Schostek, in his submitted testimony, noted the steel tariff has resulted in “hundreds of millions of dollars in new, unplanned cost.”
Meanwhile, during a Bloomberg conference in New York on Wednesday, Ford CEO Jim Hackett said the Trump administration’s metals tariffs have cost the automaker $1 billion in profits.
As for tariffs already on the books — namely, the Section 232 tariffs on steel and aluminum of 25% and 10%, respectively — the Department of Commerce (DOC) has taken measures (as we noted previously) to improve the much-maligned exclusion request process.
The DOC began responding to requests in June, but the volume of requests (not to mention objections to requests) has proved to be substantial, resulting in a relatively small percentage of resolved cases.

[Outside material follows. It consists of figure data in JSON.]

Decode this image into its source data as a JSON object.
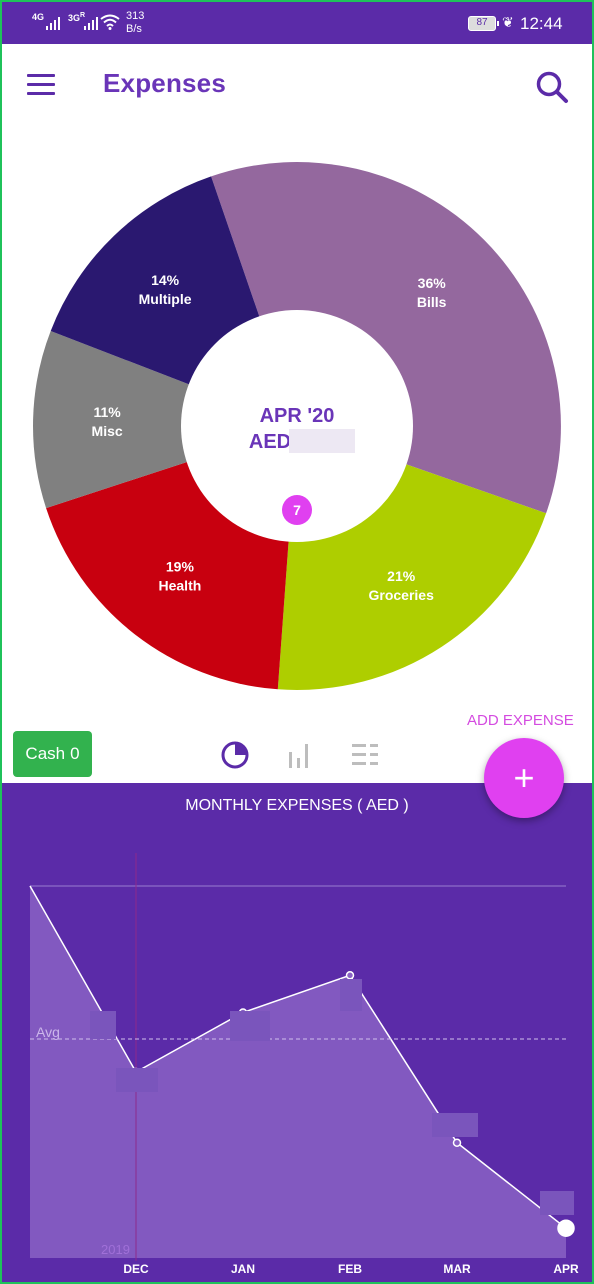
{
  "status_bar": {
    "sig1": "4G",
    "sig2": "3G",
    "sig2_sup": "R",
    "net_speed_value": "313",
    "net_speed_unit": "B/s",
    "battery": "87",
    "time": "12:44"
  },
  "app_bar": {
    "title": "Expenses",
    "menu_icon": "hamburger-menu-icon",
    "search_icon": "search-icon"
  },
  "donut": {
    "center_period": "APR '20",
    "center_currency": "AED",
    "count": "7",
    "slices": [
      {
        "category": "Bills",
        "percent_label": "36%",
        "percent": 36,
        "color": "#94689e"
      },
      {
        "category": "Groceries",
        "percent_label": "21%",
        "percent": 21,
        "color": "#aece00"
      },
      {
        "category": "Health",
        "percent_label": "19%",
        "percent": 19,
        "color": "#c8000f"
      },
      {
        "category": "Misc",
        "percent_label": "11%",
        "percent": 11,
        "color": "#808080"
      },
      {
        "category": "Multiple",
        "percent_label": "14%",
        "percent": 14,
        "color": "#2a1870"
      }
    ]
  },
  "actions": {
    "add_expense": "ADD EXPENSE",
    "cash_label": "Cash",
    "cash_value": "0",
    "fab_label": "+",
    "view_icons": [
      "pie-chart-icon",
      "bar-chart-icon",
      "list-view-icon"
    ]
  },
  "chart_data": {
    "type": "area",
    "title": "MONTHLY EXPENSES  ( AED )",
    "categories": [
      "DEC",
      "JAN",
      "FEB",
      "MAR",
      "APR"
    ],
    "year_marker": "2019",
    "avg_label": "Avg",
    "relative_values": [
      0.5,
      0.66,
      0.76,
      0.31,
      0.08
    ],
    "start_value": 1.0,
    "grid": false,
    "colors": {
      "fill": "#8a62c4",
      "line": "#ffffff",
      "background": "#5b2ba8"
    }
  }
}
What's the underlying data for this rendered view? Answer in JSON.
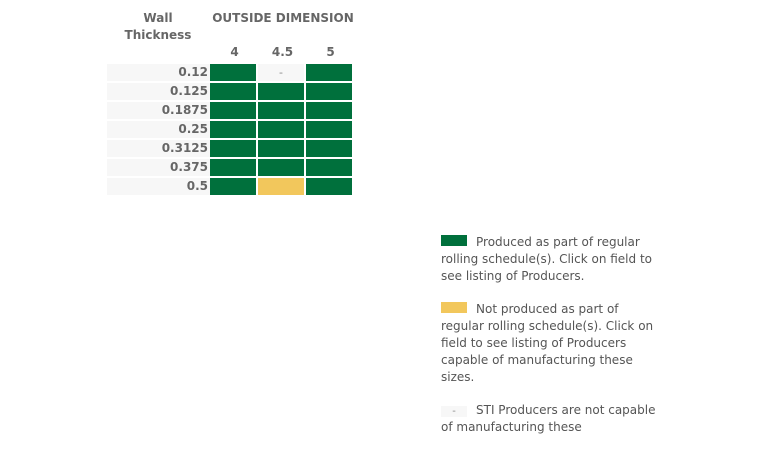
{
  "header": {
    "wall": "Wall Thickness",
    "od": "OUTSIDE DIMENSION"
  },
  "columns": [
    "4",
    "4.5",
    "5"
  ],
  "rows": [
    {
      "label": "0.12",
      "cells": [
        "G",
        "N",
        "G"
      ]
    },
    {
      "label": "0.125",
      "cells": [
        "G",
        "G",
        "G"
      ]
    },
    {
      "label": "0.1875",
      "cells": [
        "G",
        "G",
        "G"
      ]
    },
    {
      "label": "0.25",
      "cells": [
        "G",
        "G",
        "G"
      ]
    },
    {
      "label": "0.3125",
      "cells": [
        "G",
        "G",
        "G"
      ]
    },
    {
      "label": "0.375",
      "cells": [
        "G",
        "G",
        "G"
      ]
    },
    {
      "label": "0.5",
      "cells": [
        "G",
        "Y",
        "G"
      ]
    }
  ],
  "not_capable_mark": "-",
  "colors": {
    "produced": "#00703c",
    "not_produced": "#f2c75c",
    "not_capable": "#f7f7f7"
  },
  "legend": [
    {
      "type": "G",
      "text": "Produced as part of regular rolling schedule(s). Click on field to see listing of Producers."
    },
    {
      "type": "Y",
      "text": "Not produced as part of regular rolling schedule(s). Click on field to see listing of Producers capable of manufacturing these sizes."
    },
    {
      "type": "N",
      "mark": "-",
      "text": "STI Producers are not capable of manufacturing these"
    }
  ]
}
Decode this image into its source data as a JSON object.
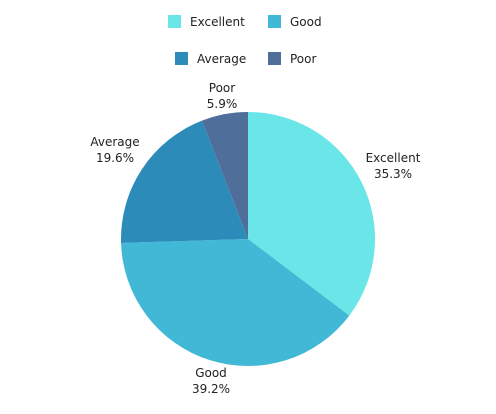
{
  "chart_data": {
    "type": "pie",
    "title": "",
    "legend_placement": "top",
    "categories": [
      "Excellent",
      "Good",
      "Average",
      "Poor"
    ],
    "values": [
      35.3,
      39.2,
      19.6,
      5.9
    ],
    "value_labels": [
      "35.3%",
      "39.2%",
      "19.6%",
      "5.9%"
    ],
    "colors": [
      "#6ae5e8",
      "#41b8d5",
      "#2d8bba",
      "#506e9a"
    ],
    "start_angle_deg": 0,
    "direction": "clockwise"
  }
}
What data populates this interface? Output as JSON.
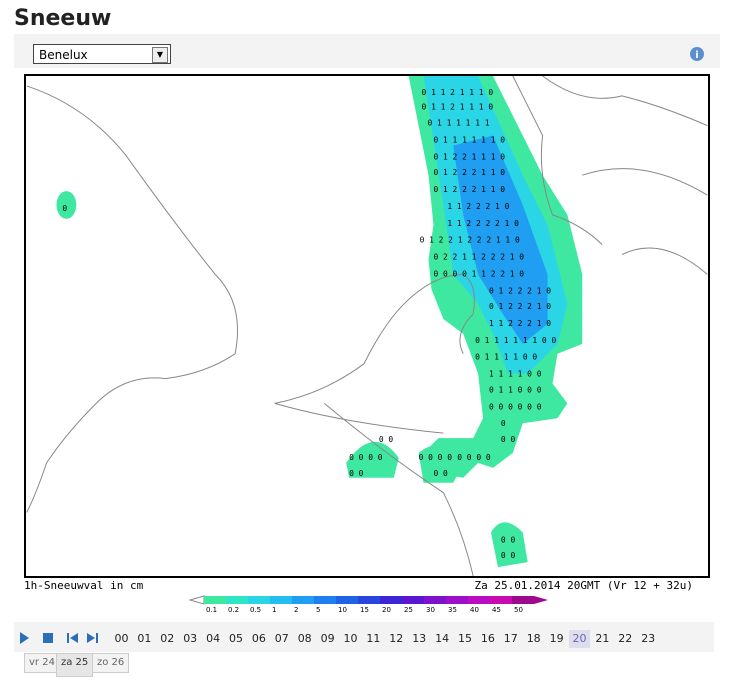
{
  "header": {
    "title": "Sneeuw"
  },
  "toolbar": {
    "region_select": "Benelux"
  },
  "map": {
    "caption_left": "1h-Sneeuwval in cm",
    "caption_right": "Za 25.01.2014 20GMT (Vr 12 + 32u)",
    "grid_rows": [
      "0 1 1 2 1 1 1 0",
      "0 1 1 2 1 1 1 0",
      "0 1 1 1 1 1 1",
      "0 1 1 1 1 1 1 0",
      "0 1 2 2 1 1 1 0",
      "0 1 2 2 2 1 1 0",
      "0 1 2 2 2 1 1 0",
      "1 1 2 2 2 1 0",
      "1 1 2 2 2 2 1 0",
      "0 1 2 2 1 2 2 2 1 1 0",
      "0 2 2 1 1 2 2 2 1 0",
      "0 0 0 0 1 1 2 2 1 0",
      "0 1 2 2 2 1 0",
      "0 1 2 2 2 1 0",
      "1 1 2 2 2 1 0",
      "0 1 1 1 1 1 1 0 0",
      "0 1 1 1 1 0 0",
      "1 1 1 1 0 0",
      "0 1 1 0 0 0",
      "0 0 0 0 0 0",
      "0",
      "0 0",
      "0 0",
      "0 0 0 0",
      "0 0 0 0",
      "0 0 0 0",
      "0 0",
      "0 0",
      "0 0",
      "0 0",
      "0"
    ]
  },
  "legend": [
    {
      "label": "0.1",
      "color": "#3fe8a0"
    },
    {
      "label": "0.2",
      "color": "#2ee6c6"
    },
    {
      "label": "0.5",
      "color": "#2ad6e6"
    },
    {
      "label": "1",
      "color": "#24bdf2"
    },
    {
      "label": "2",
      "color": "#1f9ef2"
    },
    {
      "label": "5",
      "color": "#1e80ef"
    },
    {
      "label": "10",
      "color": "#2062e6"
    },
    {
      "label": "15",
      "color": "#2a44de"
    },
    {
      "label": "20",
      "color": "#3a26d6"
    },
    {
      "label": "25",
      "color": "#5a16d0"
    },
    {
      "label": "30",
      "color": "#7c12cc"
    },
    {
      "label": "35",
      "color": "#9c0ec8"
    },
    {
      "label": "40",
      "color": "#ba0cc2"
    },
    {
      "label": "45",
      "color": "#c80ab0"
    },
    {
      "label": "50",
      "color": "#9c0a8e"
    }
  ],
  "hours": {
    "items": [
      "00",
      "01",
      "02",
      "03",
      "04",
      "05",
      "06",
      "07",
      "08",
      "09",
      "10",
      "11",
      "12",
      "13",
      "14",
      "15",
      "16",
      "17",
      "18",
      "19",
      "20",
      "21",
      "22",
      "23"
    ],
    "selected": "20"
  },
  "days": {
    "items": [
      "vr 24",
      "za 25",
      "zo 26"
    ],
    "selected": "za 25"
  }
}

Wyden, referring to testimony Secretary of Commerce Wilbur Ross gave in front of the committee earlier this year, criticized the process, saying it comes “straight from la-la land.”
“It is incomprehensible to figure out how it actually works,” Wyden said. “We keep hearing from constituents, all of us, that they can’t figure out what’s going to happen, are they going to be approved, aren’t they going to be approved.”
Wyden asked Schostek about his experience with suppliers as they’ve navigated the exclusion process. Schostek said three suppliers Honda North America has been tracking vis-a-vis their exclusion requests are still waiting on responses despite submitting their requests soon after the application window opened in June.
The result for those suppliers, and the users doing business with them, is uncertainty.
“We’re uncertain if they’re going to be able to get an exclusion,” Schostek said. “Of course, if they do then the tariff would not apply and things would be differently priced in the commerce we have with them.”
Schostek said he has heard there have been improvements in tackling the exclusion request backlog, but again referred to the three suppliers awaiting a response.
Sen. Debbie Stabenow (D-Michigan) also addressed the feeling of uncertainty within the framework of the Trump administration’s trade policy agenda at large.
“What’s happening unfortunately is we’re sort of throwing everything at the wall, which is what they’re doing,” she said. “Section 232, Section 301, NAFTA … it’s as if there’s total instability right now.”
Full video of the hearing is available on the Senate Finance Committee website.